The very first thing that happened was a pop-up box appearing over AIM with the following:
** YOUR COMPUTER HAS BEEN BLOCKED **
Error # 268D3
Please call us immediately at: +18889699461
And provide your computer ID: 43191
Do not ignore this critical alert.
If you close this page, your computer access will be disabled to prevent further damage to our network.
Your computer has alerted us that it has been infected with a virus and spyware. The following information is being stolen:
> Facebook Login
> Credit Card Details
> Email Account Login
> Photos stored on this computer
You must contact us immediately so that our engineers can walk you through the removal process over the phone. Please call us within the next 5 minutes to prevent you computer from being disabled.
Obviously just a scam, but I immediately disabled my internet connection just in case. Turned out to be a good thing, too, because closing the box prompted it to attempt to open up multiple windows in my browser trying to load a website. (tojeod dot com, plus some string of letters and numbers that I didn't copy down. Probably better not to link it directly anyway.) I closed everything out and did a scan, and it doesn't seem to have actually infected my computer or anything, hence why I'm not posting in the malware section. Trying to open AIM a second time produced the same results.

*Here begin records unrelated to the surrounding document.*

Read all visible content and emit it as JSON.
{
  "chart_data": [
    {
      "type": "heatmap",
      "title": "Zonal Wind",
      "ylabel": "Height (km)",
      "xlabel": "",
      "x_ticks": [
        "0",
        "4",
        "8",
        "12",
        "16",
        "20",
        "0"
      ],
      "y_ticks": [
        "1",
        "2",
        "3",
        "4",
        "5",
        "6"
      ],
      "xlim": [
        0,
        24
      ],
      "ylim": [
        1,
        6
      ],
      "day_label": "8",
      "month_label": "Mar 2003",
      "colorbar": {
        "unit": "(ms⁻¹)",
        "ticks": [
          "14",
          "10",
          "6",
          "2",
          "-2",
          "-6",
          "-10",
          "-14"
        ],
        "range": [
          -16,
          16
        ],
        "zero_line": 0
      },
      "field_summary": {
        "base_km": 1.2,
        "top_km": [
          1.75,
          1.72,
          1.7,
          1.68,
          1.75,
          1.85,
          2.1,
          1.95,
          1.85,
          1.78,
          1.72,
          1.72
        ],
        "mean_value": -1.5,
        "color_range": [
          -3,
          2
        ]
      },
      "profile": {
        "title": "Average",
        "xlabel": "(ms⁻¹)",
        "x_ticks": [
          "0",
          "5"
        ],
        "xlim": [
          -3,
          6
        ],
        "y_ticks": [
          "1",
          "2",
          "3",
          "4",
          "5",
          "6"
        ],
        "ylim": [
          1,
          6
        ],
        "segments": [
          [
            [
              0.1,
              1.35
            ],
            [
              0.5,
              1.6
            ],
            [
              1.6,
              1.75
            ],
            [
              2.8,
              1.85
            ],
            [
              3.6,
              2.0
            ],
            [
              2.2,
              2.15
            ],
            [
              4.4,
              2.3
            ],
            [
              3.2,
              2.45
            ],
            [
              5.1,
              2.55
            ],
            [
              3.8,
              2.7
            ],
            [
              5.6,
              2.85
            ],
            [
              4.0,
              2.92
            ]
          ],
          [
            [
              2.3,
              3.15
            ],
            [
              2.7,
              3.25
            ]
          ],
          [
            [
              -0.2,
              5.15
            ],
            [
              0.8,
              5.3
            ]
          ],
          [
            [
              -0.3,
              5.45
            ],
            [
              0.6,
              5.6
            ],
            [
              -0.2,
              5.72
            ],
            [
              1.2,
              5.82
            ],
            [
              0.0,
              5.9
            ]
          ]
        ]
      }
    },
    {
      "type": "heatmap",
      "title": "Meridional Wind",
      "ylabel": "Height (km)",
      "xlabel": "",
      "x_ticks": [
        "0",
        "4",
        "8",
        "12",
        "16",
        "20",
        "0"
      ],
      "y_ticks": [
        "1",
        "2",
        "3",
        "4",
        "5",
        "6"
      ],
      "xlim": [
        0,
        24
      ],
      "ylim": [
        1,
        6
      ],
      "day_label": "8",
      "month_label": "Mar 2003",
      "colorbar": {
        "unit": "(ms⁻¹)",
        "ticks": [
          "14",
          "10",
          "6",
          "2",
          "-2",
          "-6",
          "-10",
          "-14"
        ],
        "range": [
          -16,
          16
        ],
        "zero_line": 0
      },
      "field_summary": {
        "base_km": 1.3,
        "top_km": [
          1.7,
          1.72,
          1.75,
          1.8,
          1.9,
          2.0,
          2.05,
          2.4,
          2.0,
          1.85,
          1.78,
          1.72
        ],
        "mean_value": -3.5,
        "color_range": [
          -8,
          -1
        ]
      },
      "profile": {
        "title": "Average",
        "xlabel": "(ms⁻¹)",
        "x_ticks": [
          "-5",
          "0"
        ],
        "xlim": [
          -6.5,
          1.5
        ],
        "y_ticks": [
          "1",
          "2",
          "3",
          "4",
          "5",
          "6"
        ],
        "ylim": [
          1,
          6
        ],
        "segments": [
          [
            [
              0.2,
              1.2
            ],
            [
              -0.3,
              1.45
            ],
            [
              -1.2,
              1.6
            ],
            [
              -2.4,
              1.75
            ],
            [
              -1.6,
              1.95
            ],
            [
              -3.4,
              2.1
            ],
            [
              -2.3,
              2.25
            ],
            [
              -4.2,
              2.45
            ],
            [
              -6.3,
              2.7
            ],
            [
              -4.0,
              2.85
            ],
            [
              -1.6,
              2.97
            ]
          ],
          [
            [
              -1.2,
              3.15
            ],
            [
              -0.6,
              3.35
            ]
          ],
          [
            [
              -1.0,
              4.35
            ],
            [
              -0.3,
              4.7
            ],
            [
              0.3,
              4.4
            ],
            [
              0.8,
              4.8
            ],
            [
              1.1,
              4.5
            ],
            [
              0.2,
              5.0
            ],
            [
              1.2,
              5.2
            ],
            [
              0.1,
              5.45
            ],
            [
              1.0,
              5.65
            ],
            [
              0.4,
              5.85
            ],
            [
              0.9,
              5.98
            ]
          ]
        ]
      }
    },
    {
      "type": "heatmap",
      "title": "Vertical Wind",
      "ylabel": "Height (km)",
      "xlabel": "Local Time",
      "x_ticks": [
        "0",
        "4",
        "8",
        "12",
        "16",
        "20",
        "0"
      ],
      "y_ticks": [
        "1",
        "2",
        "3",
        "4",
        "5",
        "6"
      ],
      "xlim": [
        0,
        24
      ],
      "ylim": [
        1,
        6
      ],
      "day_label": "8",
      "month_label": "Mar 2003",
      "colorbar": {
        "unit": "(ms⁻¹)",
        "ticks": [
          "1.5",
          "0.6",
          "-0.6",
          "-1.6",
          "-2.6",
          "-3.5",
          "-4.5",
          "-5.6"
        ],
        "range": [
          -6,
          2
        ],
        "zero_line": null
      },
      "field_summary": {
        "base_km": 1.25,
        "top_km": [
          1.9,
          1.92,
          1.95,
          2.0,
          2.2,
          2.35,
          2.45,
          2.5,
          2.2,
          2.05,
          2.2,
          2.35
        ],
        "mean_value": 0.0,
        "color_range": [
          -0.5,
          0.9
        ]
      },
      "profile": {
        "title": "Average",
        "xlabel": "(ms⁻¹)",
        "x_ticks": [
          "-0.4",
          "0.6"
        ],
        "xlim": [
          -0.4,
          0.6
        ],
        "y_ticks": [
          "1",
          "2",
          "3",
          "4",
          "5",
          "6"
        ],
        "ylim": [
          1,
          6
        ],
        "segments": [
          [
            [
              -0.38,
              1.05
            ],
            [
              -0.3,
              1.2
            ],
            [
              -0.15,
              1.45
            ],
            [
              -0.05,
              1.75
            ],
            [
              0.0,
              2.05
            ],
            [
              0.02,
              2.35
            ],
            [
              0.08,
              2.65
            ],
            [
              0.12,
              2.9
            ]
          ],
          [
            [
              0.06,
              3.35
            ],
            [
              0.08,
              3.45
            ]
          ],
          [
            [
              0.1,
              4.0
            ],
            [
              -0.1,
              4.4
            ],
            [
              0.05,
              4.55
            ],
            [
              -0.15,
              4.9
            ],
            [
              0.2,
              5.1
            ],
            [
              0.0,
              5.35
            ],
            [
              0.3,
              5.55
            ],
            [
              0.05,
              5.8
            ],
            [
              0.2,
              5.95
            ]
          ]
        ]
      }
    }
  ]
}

Basically, it doesn't appear to be damaging my computer (though the tojeod popup might if allowed to connect), but it leaves AIM completely inaccessible. Does anyone have insight into this? I assume it's coming through the ad bar on AIM, but I'd have thought the people over at AOL would've noticed that already.
If anyone plans testing this themselves, I'd highly recommend being ready to disable your internet at a moment's notice, or at least testing on a backup computer that you're not worried about.